As you prepare to become a medical professional, you will be learning a vast wealth of practical information. You will be learning the finer points of anatomy and chemistry, biology and science.

Yet as you digest this literal body of practical medical knowledge, you must never forget to develop your heart and conscience as well as your mind. When it comes to a job in the medical field, caring equals competence.

As a Doctor or a Nurse, a Lab Technician or a Medical Assistant, you will be dealing with far more than the bodies of patients. You will be facing their fears and insecurities regarding their health. You will be standing beside them at what could be the toughest times of their lives, giving them the support and information they need to cope with challenging medical conditions.

Never forget that, along with your stethoscope and other medical tools, you need to bring a kind smile and listening ear to your appointments and consultations.
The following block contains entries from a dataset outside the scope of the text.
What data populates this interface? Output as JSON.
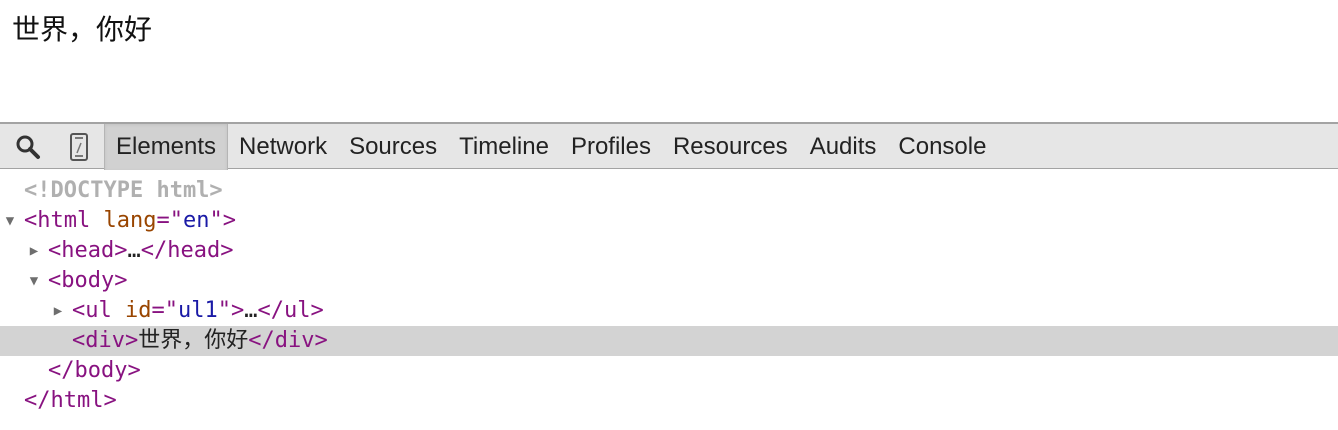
{
  "page": {
    "content_text": "世界，你好"
  },
  "toolbar": {
    "icons": {
      "search": "search-icon",
      "device": "device-mode-icon"
    },
    "tabs": [
      {
        "label": "Elements",
        "selected": true
      },
      {
        "label": "Network",
        "selected": false
      },
      {
        "label": "Sources",
        "selected": false
      },
      {
        "label": "Timeline",
        "selected": false
      },
      {
        "label": "Profiles",
        "selected": false
      },
      {
        "label": "Resources",
        "selected": false
      },
      {
        "label": "Audits",
        "selected": false
      },
      {
        "label": "Console",
        "selected": false
      }
    ]
  },
  "dom_tree": {
    "doctype": "<!DOCTYPE html>",
    "html_open": "<html",
    "html_attr_name": "lang",
    "html_attr_eq": "=\"",
    "html_attr_value": "en",
    "html_attr_close": "\">",
    "head_open": "<head>",
    "head_ellipsis": "…",
    "head_close": "</head>",
    "body_open": "<body>",
    "ul_open": "<ul",
    "ul_attr_name": "id",
    "ul_attr_eq": "=\"",
    "ul_attr_value": "ul1",
    "ul_attr_close": "\">",
    "ul_ellipsis": "…",
    "ul_close": "</ul>",
    "div_open": "<div>",
    "div_text": "世界，你好",
    "div_close": "</div>",
    "body_close": "</body>",
    "html_close": "</html>",
    "expanded_glyph": "▼",
    "collapsed_glyph": "▶"
  },
  "colors": {
    "tag": "#881280",
    "attr_name": "#994500",
    "attr_value": "#1a1aa6",
    "doctype": "#b0b0b0",
    "selected_row": "#d3d3d3",
    "toolbar_bg": "#e6e6e6"
  }
}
Always respect the fears and feelings of your patients, and never forget to show patience and kindness in dealing with them.
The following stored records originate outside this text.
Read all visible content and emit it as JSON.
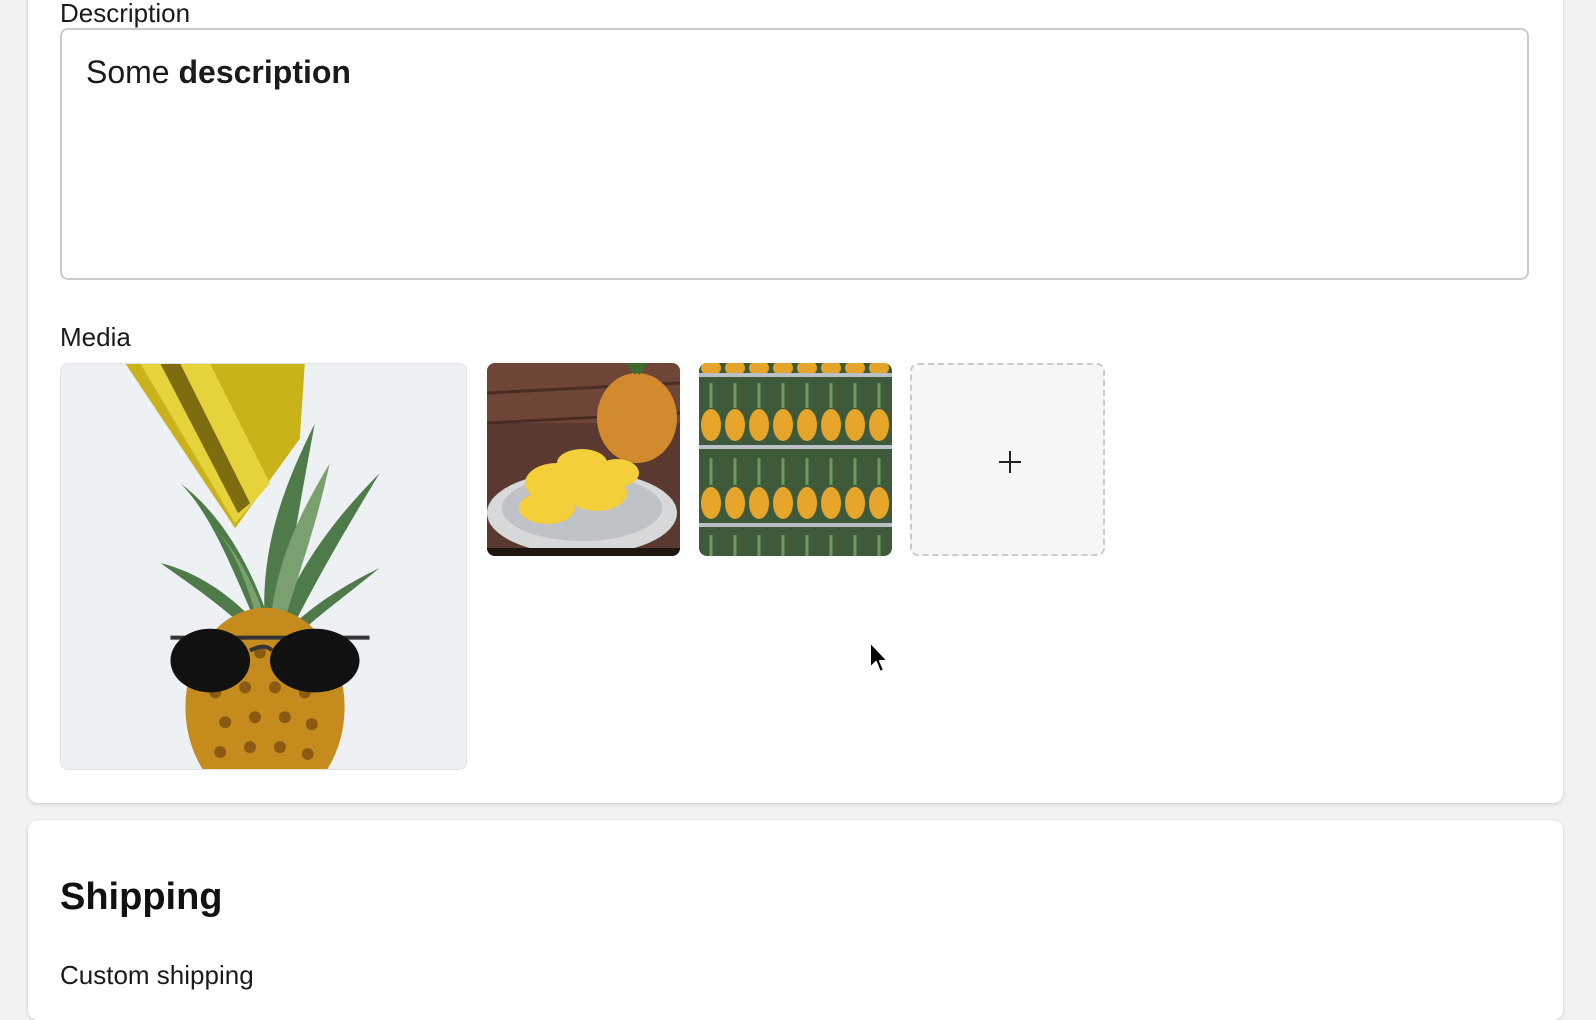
{
  "description": {
    "label": "Description",
    "text_plain": "Some ",
    "text_bold": "description"
  },
  "media": {
    "label": "Media",
    "images": [
      {
        "icon": "pineapple-sunglasses-image"
      },
      {
        "icon": "sliced-pineapple-plate-image"
      },
      {
        "icon": "pineapple-rows-image"
      }
    ],
    "add_icon": "plus-icon"
  },
  "shipping": {
    "title": "Shipping",
    "custom_shipping_label": "Custom shipping"
  }
}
This concept is particularly true if you happen to deal with specific types of patients, such as animals, very old or very young people, persons facing critical or terminal illnesses, or individuals who may have phobias regarding physicians. Indeed, some people have white coat syndrome: an intense fear of doctors and doctors' offices. Others are simply worried, anxious, and sometimes irritable people in need of a guiding hand.

When working as a medical professional, it's important to treat others the way you like to be treated. It's important for everyone, and particularly medical professionals, to show sweetness and nurturance to others; particularly in times of illness and/or emotional distress.

Beyond kindness, honesty is another important ethical trait that all doctors should possess. You will have to communicate some harsh truths to your patients; and whether you're telling a patient that they might have a serious illness, or simply suggesting that they lose weight or drop a favorite habit like smoking or tanning, some words will not be easy to say. Yet as a physician, you owe it to yourself and to your patient to be honest at all times.

A strong moral code is also important in the life and career of a physician. Especially in these tough economic times, it's important to charge reasonable fees for your services; and perhaps to offer a sliding pay scale for poverty-stricken patients. Of course you have to pay your bills, but just remember that your patients are dealing with their own share of debts and responsibilities.

When beginning a career in the healthcare profession, just remember that patients are people; not lab dummies or dollar signs. As you dole out dosages of pills and medicines, make sure that you also include a hearty helping of love, honesty and morality. Only then will you become a well-rounded medical professional; and, as an added bonus, an exemplary human being.